Ambassador Gunther thanked the Seychelles government, notably MEECC and the Blue Economy Department, for supporting the project.
Mrs. Annett Günther and Minister for Environment Wallace Cosgrow. (Photo: Today in Seychelles / Christine Ouma)
"This is a wonderful opportunity for Seychelles," Minister Cosgrow said. "There's space in the environment sector for us to collaborate. I think that the partnership between Seychelles, the German Government, IUCN and Nature Seychelles is perfect for this project."
A timely intervention
First recognised in Fiji, LMMAs have been replicated elsewhere including in large countries such as Australia, but also in the Indian Ocean in Madagascar, Kenya and Tanzania. However, the model is new to Seychelles.
The project will engage at multiple levels in order to establish this first LMMA and will involve community members, fishers association, tourism and business partners, and government agencies in one site chosen through assessments and participatory processes with stakeholders.
IUCN will be bringing in global expertise, tools, and best practices to the project.
"Governments and the private sector have begun to appreciate that for the resources to benefit people, for growth to be inclusive, it has to be participatory," Mr. Charles Oluchina, IUCN's Regional Programme Coordinator said. "The project will be looking at the critical components of creating an LMMA."
Giving an overview of the project, Nature Seychelles' Chief Executive Dr. Nirmal Shah said that for many years government across the world including the Seychelles have protected amazing landscapes for people, leisure, tourism, and protection of biodiversity.
Dr. Nirmal Shah Nature Seychelles CE gave an overview of the project. (Photo: Today in Seychelles / Christine Ouma)

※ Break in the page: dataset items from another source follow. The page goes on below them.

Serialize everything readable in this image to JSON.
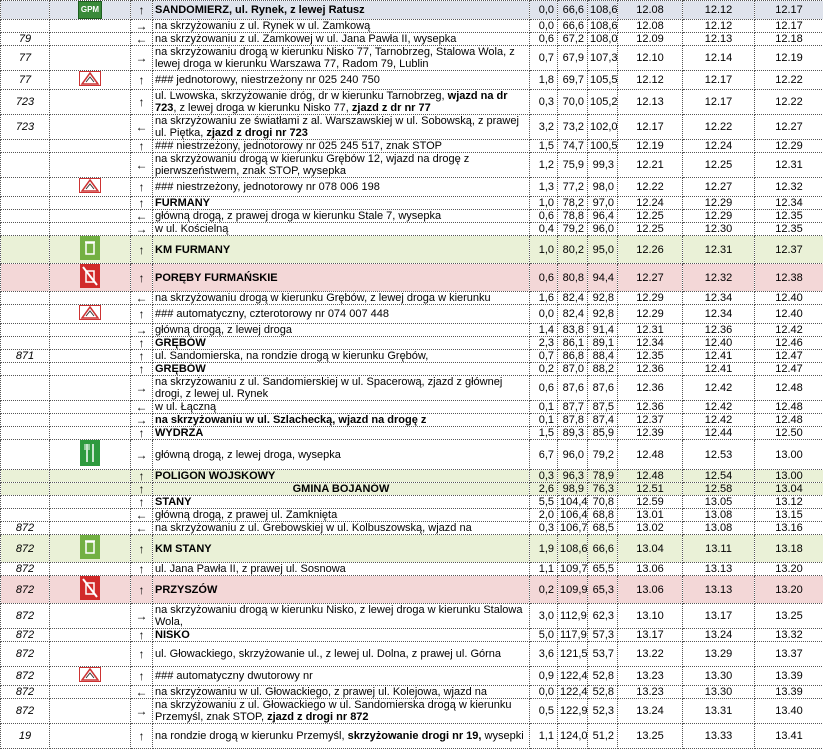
{
  "colors": {
    "gray_row": "#dfe3ec",
    "green_row": "#eaf1d7",
    "pink_row": "#f3d7d7",
    "icon_red": "#d12a2a",
    "icon_green": "#2e9a3e"
  },
  "rows": [
    {
      "road": "",
      "icons": [
        "gpm"
      ],
      "arrow": "↑",
      "text": "SANDOMIERZ, ul. Rynek, z lewej Ratusz",
      "km1": "0,0",
      "km2": "66,6",
      "km3": "108,6",
      "t1": "12.08",
      "t2": "12.12",
      "t3": "12.17",
      "bold": true,
      "hl": "gray",
      "tall": false,
      "gpm_label": "GPM"
    },
    {
      "road": "",
      "icons": [],
      "arrow": "→",
      "text": "na skrzyżowaniu z ul. Rynek w ul. Zamkową",
      "km1": "0,0",
      "km2": "66,6",
      "km3": "108,6",
      "t1": "12.08",
      "t2": "12.12",
      "t3": "12.17",
      "tall": false
    },
    {
      "road": "79",
      "icons": [],
      "arrow": "←",
      "text": "na skrzyżowaniu z ul. Zamkowej w ul. Jana Pawła II, wysepka",
      "km1": "0,6",
      "km2": "67,2",
      "km3": "108,0",
      "t1": "12.09",
      "t2": "12.13",
      "t3": "12.18",
      "tall": false
    },
    {
      "road": "77",
      "icons": [],
      "arrow": "→",
      "text": "na skrzyżowaniu drogą w kierunku Nisko 77, Tarnobrzeg, Stalowa Wola, z lewej droga w kierunku Warszawa 77, Radom 79, Lublin",
      "km1": "0,7",
      "km2": "67,9",
      "km3": "107,3",
      "t1": "12.10",
      "t2": "12.14",
      "t3": "12.19",
      "tall": true
    },
    {
      "road": "77",
      "icons": [
        "warn"
      ],
      "arrow": "↑",
      "text": "### jednotorowy, niestrzeżony nr 025 240 750",
      "km1": "1,8",
      "km2": "69,7",
      "km3": "105,5",
      "t1": "12.12",
      "t2": "12.17",
      "t3": "12.22",
      "tall": false
    },
    {
      "road": "723",
      "icons": [],
      "arrow": "↑",
      "text": "ul. Lwowska, skrzyżowanie dróg, dr w kierunku Tarnobrzeg, ",
      "textb": "wjazd na dr 723",
      "text2": ", z lewej droga w kierunku Nisko 77, ",
      "textb2": "zjazd z dr nr 77",
      "km1": "0,3",
      "km2": "70,0",
      "km3": "105,2",
      "t1": "12.13",
      "t2": "12.17",
      "t3": "12.22",
      "tall": true
    },
    {
      "road": "723",
      "icons": [],
      "arrow": "←",
      "text": "na skrzyżowaniu ze światłami z al. Warszawskiej w ul. Sobowską, z prawej ul. Piętka, ",
      "textb": "zjazd z drogi nr 723",
      "km1": "3,2",
      "km2": "73,2",
      "km3": "102,0",
      "t1": "12.17",
      "t2": "12.22",
      "t3": "12.27",
      "tall": true
    },
    {
      "road": "",
      "icons": [],
      "arrow": "↑",
      "text": "### niestrzeżony, jednotorowy nr 025 245 517, znak STOP",
      "km1": "1,5",
      "km2": "74,7",
      "km3": "100,5",
      "t1": "12.19",
      "t2": "12.24",
      "t3": "12.29",
      "tall": false
    },
    {
      "road": "",
      "icons": [],
      "arrow": "←",
      "text": "na skrzyżowaniu drogą w kierunku Grębów 12, wjazd na drogę z pierwszeństwem, znak STOP, wysepka",
      "km1": "1,2",
      "km2": "75,9",
      "km3": "99,3",
      "t1": "12.21",
      "t2": "12.25",
      "t3": "12.31",
      "tall": true
    },
    {
      "road": "",
      "icons": [
        "warn"
      ],
      "arrow": "↑",
      "text": "### niestrzeżony, jednotorowy nr 078 006 198",
      "km1": "1,3",
      "km2": "77,2",
      "km3": "98,0",
      "t1": "12.22",
      "t2": "12.27",
      "t3": "12.32",
      "tall": false
    },
    {
      "road": "",
      "icons": [],
      "arrow": "↑",
      "text": "FURMANY",
      "km1": "1,0",
      "km2": "78,2",
      "km3": "97,0",
      "t1": "12.24",
      "t2": "12.29",
      "t3": "12.34",
      "bold": true,
      "tall": false
    },
    {
      "road": "",
      "icons": [],
      "arrow": "←",
      "text": "główną drogą, z prawej droga w kierunku Stale 7, wysepka",
      "km1": "0,6",
      "km2": "78,8",
      "km3": "96,4",
      "t1": "12.25",
      "t2": "12.29",
      "t3": "12.35",
      "tall": false
    },
    {
      "road": "",
      "icons": [],
      "arrow": "→",
      "text": "w ul. Kościelną",
      "km1": "0,4",
      "km2": "79,2",
      "km3": "96,0",
      "t1": "12.25",
      "t2": "12.30",
      "t3": "12.35",
      "tall": false
    },
    {
      "road": "",
      "icons": [
        "bin"
      ],
      "arrow": "↑",
      "text": "KM FURMANY",
      "km1": "1,0",
      "km2": "80,2",
      "km3": "95,0",
      "t1": "12.26",
      "t2": "12.31",
      "t3": "12.37",
      "bold": true,
      "hl": "green",
      "tall": false
    },
    {
      "road": "",
      "icons": [
        "nobin"
      ],
      "arrow": "↑",
      "text": "PORĘBY FURMAŃSKIE",
      "km1": "0,6",
      "km2": "80,8",
      "km3": "94,4",
      "t1": "12.27",
      "t2": "12.32",
      "t3": "12.38",
      "bold": true,
      "hl": "pink",
      "tall": false
    },
    {
      "road": "",
      "icons": [],
      "arrow": "←",
      "text": "na skrzyżowaniu drogą w kierunku Grębów, z lewej droga w kierunku",
      "km1": "1,6",
      "km2": "82,4",
      "km3": "92,8",
      "t1": "12.29",
      "t2": "12.34",
      "t3": "12.40",
      "tall": false
    },
    {
      "road": "",
      "icons": [
        "warn"
      ],
      "arrow": "↑",
      "text": "### automatyczny, czterotorowy nr 074 007 448",
      "km1": "0,0",
      "km2": "82,4",
      "km3": "92,8",
      "t1": "12.29",
      "t2": "12.34",
      "t3": "12.40",
      "tall": false
    },
    {
      "road": "",
      "icons": [],
      "arrow": "→",
      "text": "główną drogą, z lewej droga",
      "km1": "1,4",
      "km2": "83,8",
      "km3": "91,4",
      "t1": "12.31",
      "t2": "12.36",
      "t3": "12.42",
      "tall": false
    },
    {
      "road": "",
      "icons": [],
      "arrow": "↑",
      "text": "GRĘBÓW",
      "km1": "2,3",
      "km2": "86,1",
      "km3": "89,1",
      "t1": "12.34",
      "t2": "12.40",
      "t3": "12.46",
      "bold": true,
      "tall": false
    },
    {
      "road": "871",
      "icons": [],
      "arrow": "↑",
      "text": "ul. Sandomierska, na rondzie drogą w kierunku Grębów,",
      "km1": "0,7",
      "km2": "86,8",
      "km3": "88,4",
      "t1": "12.35",
      "t2": "12.41",
      "t3": "12.47",
      "tall": false
    },
    {
      "road": "",
      "icons": [],
      "arrow": "↑",
      "text": "GRĘBÓW",
      "km1": "0,2",
      "km2": "87,0",
      "km3": "88,2",
      "t1": "12.36",
      "t2": "12.41",
      "t3": "12.47",
      "bold": true,
      "tall": false
    },
    {
      "road": "",
      "icons": [],
      "arrow": "→",
      "text": "na skrzyżowaniu z ul. Sandomierskiej w ul. Spacerową, zjazd z głównej drogi, z lewej ul. Rynek",
      "km1": "0,6",
      "km2": "87,6",
      "km3": "87,6",
      "t1": "12.36",
      "t2": "12.42",
      "t3": "12.48",
      "tall": true
    },
    {
      "road": "",
      "icons": [],
      "arrow": "←",
      "text": "w ul. Łączną",
      "km1": "0,1",
      "km2": "87,7",
      "km3": "87,5",
      "t1": "12.36",
      "t2": "12.42",
      "t3": "12.48",
      "tall": false
    },
    {
      "road": "",
      "icons": [],
      "arrow": "→",
      "text": "na skrzyżowaniu w ul. Szlachecką, wjazd na drogę z",
      "km1": "0,1",
      "km2": "87,8",
      "km3": "87,4",
      "t1": "12.37",
      "t2": "12.42",
      "t3": "12.48",
      "bold": true,
      "tall": false
    },
    {
      "road": "",
      "icons": [],
      "arrow": "↑",
      "text": "WYDRZA",
      "km1": "1,5",
      "km2": "89,3",
      "km3": "85,9",
      "t1": "12.39",
      "t2": "12.44",
      "t3": "12.50",
      "bold": true,
      "tall": false
    },
    {
      "road": "",
      "icons": [
        "fork"
      ],
      "arrow": "→",
      "text": "główną drogą, z lewej droga, wysepka",
      "km1": "6,7",
      "km2": "96,0",
      "km3": "79,2",
      "t1": "12.48",
      "t2": "12.53",
      "t3": "13.00",
      "tall": false
    },
    {
      "road": "",
      "icons": [],
      "arrow": "↑",
      "text": "POLIGON WOJSKOWY",
      "km1": "0,3",
      "km2": "96,3",
      "km3": "78,9",
      "t1": "12.48",
      "t2": "12.54",
      "t3": "13.00",
      "bold": true,
      "hl": "green",
      "tall": false
    },
    {
      "road": "",
      "icons": [],
      "arrow": "↑",
      "text": "GMINA BOJANÓW",
      "km1": "2,6",
      "km2": "98,9",
      "km3": "76,3",
      "t1": "12.51",
      "t2": "12.58",
      "t3": "13.04",
      "bold": true,
      "center": true,
      "hl": "green",
      "tall": false
    },
    {
      "road": "",
      "icons": [],
      "arrow": "↑",
      "text": "STANY",
      "km1": "5,5",
      "km2": "104,4",
      "km3": "70,8",
      "t1": "12.59",
      "t2": "13.05",
      "t3": "13.12",
      "bold": true,
      "tall": false
    },
    {
      "road": "",
      "icons": [],
      "arrow": "←",
      "text": "główną drogą, z prawej ul. Zamknięta",
      "km1": "2,0",
      "km2": "106,4",
      "km3": "68,8",
      "t1": "13.01",
      "t2": "13.08",
      "t3": "13.15",
      "tall": false
    },
    {
      "road": "872",
      "icons": [],
      "arrow": "←",
      "text": "na skrzyżowaniu z ul. Grebowskiej w ul. Kolbuszowską, wjazd na",
      "km1": "0,3",
      "km2": "106,7",
      "km3": "68,5",
      "t1": "13.02",
      "t2": "13.08",
      "t3": "13.16",
      "tall": false
    },
    {
      "road": "872",
      "icons": [
        "bin"
      ],
      "arrow": "↑",
      "text": "KM STANY",
      "km1": "1,9",
      "km2": "108,6",
      "km3": "66,6",
      "t1": "13.04",
      "t2": "13.11",
      "t3": "13.18",
      "bold": true,
      "hl": "green",
      "tall": false
    },
    {
      "road": "872",
      "icons": [],
      "arrow": "↑",
      "text": "ul. Jana Pawła II, z prawej ul. Sosnowa",
      "km1": "1,1",
      "km2": "109,7",
      "km3": "65,5",
      "t1": "13.06",
      "t2": "13.13",
      "t3": "13.20",
      "tall": false
    },
    {
      "road": "872",
      "icons": [
        "nobin"
      ],
      "arrow": "↑",
      "text": "PRZYSZÓW",
      "km1": "0,2",
      "km2": "109,9",
      "km3": "65,3",
      "t1": "13.06",
      "t2": "13.13",
      "t3": "13.20",
      "bold": true,
      "hl": "pink",
      "tall": false
    },
    {
      "road": "872",
      "icons": [],
      "arrow": "→",
      "text": "na skrzyżowaniu drogą w kierunku Nisko, z lewej droga w kierunku Stalowa Wola,",
      "km1": "3,0",
      "km2": "112,9",
      "km3": "62,3",
      "t1": "13.10",
      "t2": "13.17",
      "t3": "13.25",
      "tall": true
    },
    {
      "road": "872",
      "icons": [],
      "arrow": "↑",
      "text": "NISKO",
      "km1": "5,0",
      "km2": "117,9",
      "km3": "57,3",
      "t1": "13.17",
      "t2": "13.24",
      "t3": "13.32",
      "bold": true,
      "tall": false
    },
    {
      "road": "872",
      "icons": [],
      "arrow": "↑",
      "text": "ul. Głowackiego, skrzyżowanie ul., z lewej ul. Dolna, z prawej ul. Górna",
      "km1": "3,6",
      "km2": "121,5",
      "km3": "53,7",
      "t1": "13.22",
      "t2": "13.29",
      "t3": "13.37",
      "tall": true
    },
    {
      "road": "872",
      "icons": [
        "warn"
      ],
      "arrow": "↑",
      "text": "### automatyczny dwutorowy nr",
      "km1": "0,9",
      "km2": "122,4",
      "km3": "52,8",
      "t1": "13.23",
      "t2": "13.30",
      "t3": "13.39",
      "tall": false
    },
    {
      "road": "872",
      "icons": [],
      "arrow": "←",
      "text": "na skrzyżowaniu w ul. Głowackiego, z prawej ul. Kolejowa, wjazd na",
      "km1": "0,0",
      "km2": "122,4",
      "km3": "52,8",
      "t1": "13.23",
      "t2": "13.30",
      "t3": "13.39",
      "tall": false
    },
    {
      "road": "872",
      "icons": [],
      "arrow": "→",
      "text": "na skrzyżowaniu z ul. Głowackiego w ul. Sandomierska drogą w kierunku Przemyśl, znak STOP, ",
      "textb": "zjazd z drogi nr 872",
      "km1": "0,5",
      "km2": "122,9",
      "km3": "52,3",
      "t1": "13.24",
      "t2": "13.31",
      "t3": "13.40",
      "tall": true
    },
    {
      "road": "19",
      "icons": [],
      "arrow": "↑",
      "text": "na rondzie drogą w kierunku Przemyśl, ",
      "textb": "skrzyżowanie drogi nr 19,",
      "text2": " wysepki",
      "km1": "1,1",
      "km2": "124,0",
      "km3": "51,2",
      "t1": "13.25",
      "t2": "13.33",
      "t3": "13.41",
      "tall": true
    }
  ]
}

"But the time has come to ask a radical question, which is, can we trust the public to help manage these goods and services? He posed. "All the experts tell us we must for us to continue benefitting from ecosystem services and reaping the wealth of the ocean," he said.
"The Government of Seychelles has set aside 30 percent of its EEZ to marine protected areas. But that also begs certain questions - who is going to manage these areas, is there space for local people, for NGOs, for CBOs. At the same time we see growing public voices in Seychelles, more people demanding to have a say in decision making, and governance."
He added that the LMMA concept is not far-fetched, citing examples from success stories such as Cousin Island Special Reserve, which is managed by NGOs, and fisheries co-management on Praslin Island.
"As a user, and having listened to the objectives of this project, I think it's long overdue," said Keith Andre, chair of the Fishermen and Boat Owners Association (FBOA). "There are many other stakeholders that are using the resource that need to be involved in decision making processes."
Guests pose for a group picture after the launch (Photo: Nature Seychelles)
The project will last for four years with investment in infrastructure, technical and other staff on site, conservation and restoration actions, training and equipment, public awareness programs, and introduction of sustainable funding mechanisms.